По приезде Руссо в Лондон его меланхолия перешла в настоящую манию. Вообразив, что Шуазель разыскивает его с намерением арестовать, он бросил в гостинице деньги, вещи и бежал на берег моря, где платил за свое содержание кусками серебряных ложек. Так как ему не удалось тотчас же уехать из Англии по случаю противного ветра, то он и это приписал влиянию заговора против него. Тогда, в сильнейшем раздражении, он с вершины холма произнес на плохом английском языке речь, обращенную к сумасшедшей Вартон, которая слушала его с изумлением и, как ему казалось, с умилением.
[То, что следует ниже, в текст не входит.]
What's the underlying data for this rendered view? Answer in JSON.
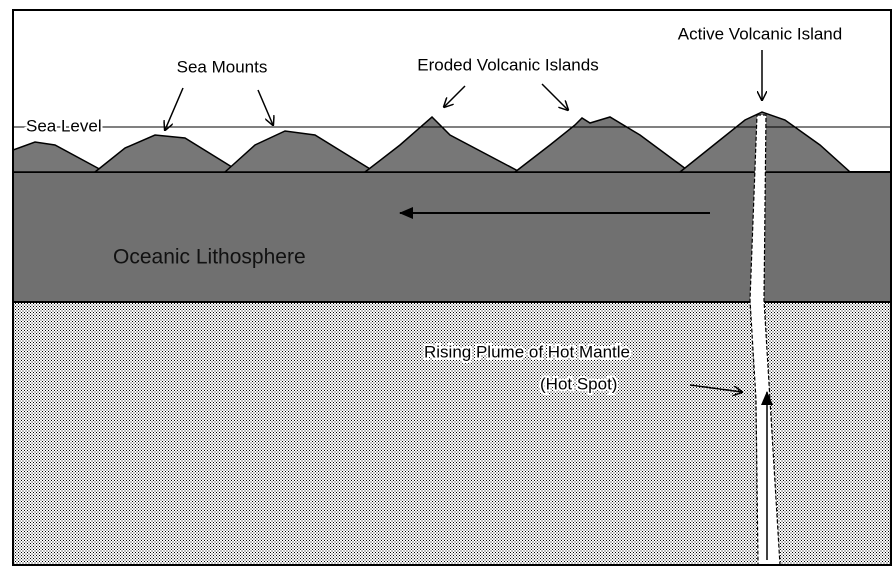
{
  "labels": {
    "active_island": "Active Volcanic Island",
    "sea_mounts": "Sea Mounts",
    "eroded_islands": "Eroded Volcanic Islands",
    "sea_level": "Sea Level",
    "lithosphere": "Oceanic Lithosphere",
    "plume": "Rising Plume of Hot Mantle",
    "hot_spot": "(Hot Spot)"
  }
}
Но и по возвращении во Францию Руссо не избавился от своих невидимых врагов, шпионивших за ним и объяснявших в дурную сторону каждое его движение. «Если я читаю газету, – жалуется он, – то говорят, что я замышляю заговор, если понюхаю розу – подозревают, что я занимаюсь исследованием ядов с целью отравить моих преследователей». Все ставится ему в вину, а чтобы лучше наблюдать за ним, у двери его дома помещают продавца картин, устраивают так, что эта дверь не запирается, и пускают в дом его посетителей только тогда, как успеют возбудить в них ненависть к нему. Враги восстановляют против него содержателя кафе, парикмахера, хозяина гостиницы и пр. Когда Руссо желает, чтобы ему почистили башмаки, у мальчика, исполняющего эту обязанность, не оказывается ваксы; когда он хочет переехать через Сену – у перевозчиков нет лодки. Наконец, он просит, чтобы его заключили в тюрьму, но… даже в этом встречает отказ. С целью отнять последнее оружие – печатное слово – враги арестуют и сажают в Бастилию издателя, совершенно ему незнакомого.
Жан-Жак Руссо (1712–1778)
«Обычай сжигать во время поста соломенное чучело, изображавшее того или другого еретика, был уничтожен – его снова восстановили, конечно, для того, чтобы сжечь мое изображение; и в самом деле, надетое на чучело платье походило на то, что я ношу обыкновенно».
В деревне Руссо встретил раз улыбающегося, ласкового мальчика; но, повернувшись, чтобы в свою очередь приласкать его, он вдруг увидел перед собою взрослого мужчину и по его печальной физиономии (обратите внимание на этот странный эпитет) узнал в нем одного из приставленных к нему врагами шпионов.